Merge pull request #99 from thomaspinder/Fix-fit_batches-and-add-history

thomaspinder · web-flow · commit 34d744f24f4b · 2022-08-22T22:01:27.000+01:00
Remove TensorFlow dependency, Fix fit batches and add history
diff --git a/README.md b/README.md
@@ -34,10 +34,10 @@ We have recently set up a Slack channel where we hope to facilitate discussions
 
 - [**Conjugate Inference**](https://gpjax.readthedocs.io/en/latest/nbs/regression.html)
 - [**Classification with MCMC**](https://gpjax.readthedocs.io/en/latest/nbs/classification.html)
-- [**Sparse Variational Inference**](https://gpjax.readthedocs.io/en/latest/nbs/sparse_regression.html)
+- [**Sparse Variational Inference**](https://gpjax.readthedocs.io/en/latest/nbs/uncollapsed_vi.html)
 - [**BlackJax Integration**](https://gpjax.readthedocs.io/en/latest/nbs/classification.html)
 - [**Laplace Approximations**](https://gpjax.readthedocs.io/en/latest/nbs/classification.html#Laplace-approximation)

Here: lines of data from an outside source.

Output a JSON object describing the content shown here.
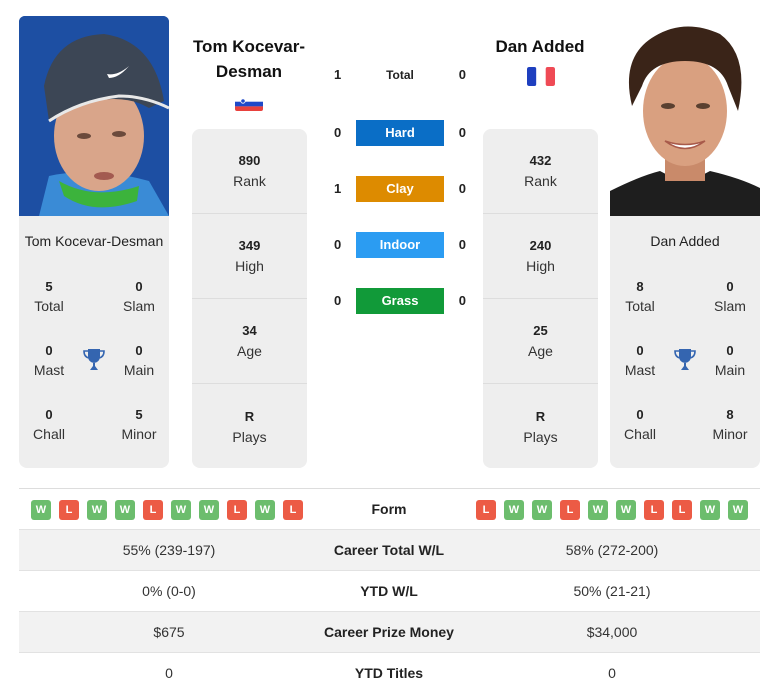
{
  "colors": {
    "hard": "#0a6ec6",
    "clay": "#dd8b00",
    "indoor": "#2b9cf2",
    "grass": "#119a39",
    "win": "#6cbd6d",
    "loss": "#ec5b45",
    "trophy": "#3465b0"
  },
  "player1": {
    "name": "Tom Kocevar-Desman",
    "header_name": "Tom Kocevar-Desman",
    "flag": "slovenia-flag",
    "photo": "player-photo-blue-cap",
    "stats": [
      {
        "value": "890",
        "label": "Rank"
      },
      {
        "value": "349",
        "label": "High"
      },
      {
        "value": "34",
        "label": "Age"
      },
      {
        "value": "R",
        "label": "Plays"
      }
    ],
    "titles": {
      "total": {
        "value": "5",
        "label": "Total"
      },
      "slam": {
        "value": "0",
        "label": "Slam"
      },
      "mast": {
        "value": "0",
        "label": "Mast"
      },
      "main": {
        "value": "0",
        "label": "Main"
      },
      "chall": {
        "value": "0",
        "label": "Chall"
      },
      "minor": {
        "value": "5",
        "label": "Minor"
      }
    },
    "form": [
      "W",
      "L",
      "W",
      "W",
      "L",
      "W",
      "W",
      "L",
      "W",
      "L"
    ]
  },
  "player2": {
    "name": "Dan Added",
    "header_name": "Dan Added",
    "flag": "france-flag",
    "photo": "player-photo-smiling",
    "stats": [
      {
        "value": "432",
        "label": "Rank"
      },
      {
        "value": "240",
        "label": "High"
      },
      {
        "value": "25",
        "label": "Age"
      },
      {
        "value": "R",
        "label": "Plays"
      }
    ],
    "titles": {
      "total": {
        "value": "8",
        "label": "Total"
      },
      "slam": {
        "value": "0",
        "label": "Slam"
      },
      "mast": {
        "value": "0",
        "label": "Mast"
      },
      "main": {
        "value": "0",
        "label": "Main"
      },
      "chall": {
        "value": "0",
        "label": "Chall"
      },
      "minor": {
        "value": "8",
        "label": "Minor"
      }
    },
    "form": [
      "L",
      "W",
      "W",
      "L",
      "W",
      "W",
      "L",
      "L",
      "W",
      "W"
    ]
  },
  "h2h": [
    {
      "label": "Total",
      "left": "1",
      "right": "0",
      "surface": "total"
    },
    {
      "label": "Hard",
      "left": "0",
      "right": "0",
      "surface": "hard"
    },
    {
      "label": "Clay",
      "left": "1",
      "right": "0",
      "surface": "clay"
    },
    {
      "label": "Indoor",
      "left": "0",
      "right": "0",
      "surface": "indoor"
    },
    {
      "label": "Grass",
      "left": "0",
      "right": "0",
      "surface": "grass"
    }
  ],
  "comparison": {
    "form_label": "Form",
    "rows": [
      {
        "label": "Career Total W/L",
        "left": "55% (239-197)",
        "right": "58% (272-200)"
      },
      {
        "label": "YTD W/L",
        "left": "0% (0-0)",
        "right": "50% (21-21)"
      },
      {
        "label": "Career Prize Money",
        "left": "$675",
        "right": "$34,000"
      },
      {
        "label": "YTD Titles",
        "left": "0",
        "right": "0"
      }
    ]
  }
}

-- [**TensorFlow Probability Integration**](https://gpjax.readthedocs.io/en/latest/nbs/tfp_intergation.html)
+- [**TensorFlow Probability Integration**](https://gpjax.readthedocs.io/en/latest/nbs/tfp_integration.html)
 - [**Inference on Non-Euclidean Spaces**](https://gpjax.readthedocs.io/en/latest/nbs/kernels.html#Custom-Kernel)
 - [**Inference on Graphs**](https://gpjax.readthedocs.io/en/latest/nbs/graph_kernels.html)
 - [**Learning Gaussian Process Barycentres**](https://gpjax.readthedocs.io/en/latest/nbs/graph_kernels.html)
@@ -139,7 +139,7 @@ pip install gpjax
 
 ### Development version
 
-To install the latest, possibly unstable, version, the following steps should be followed. It is by no means compulsory, but we do advise that you do all of the below inside a virtual environment.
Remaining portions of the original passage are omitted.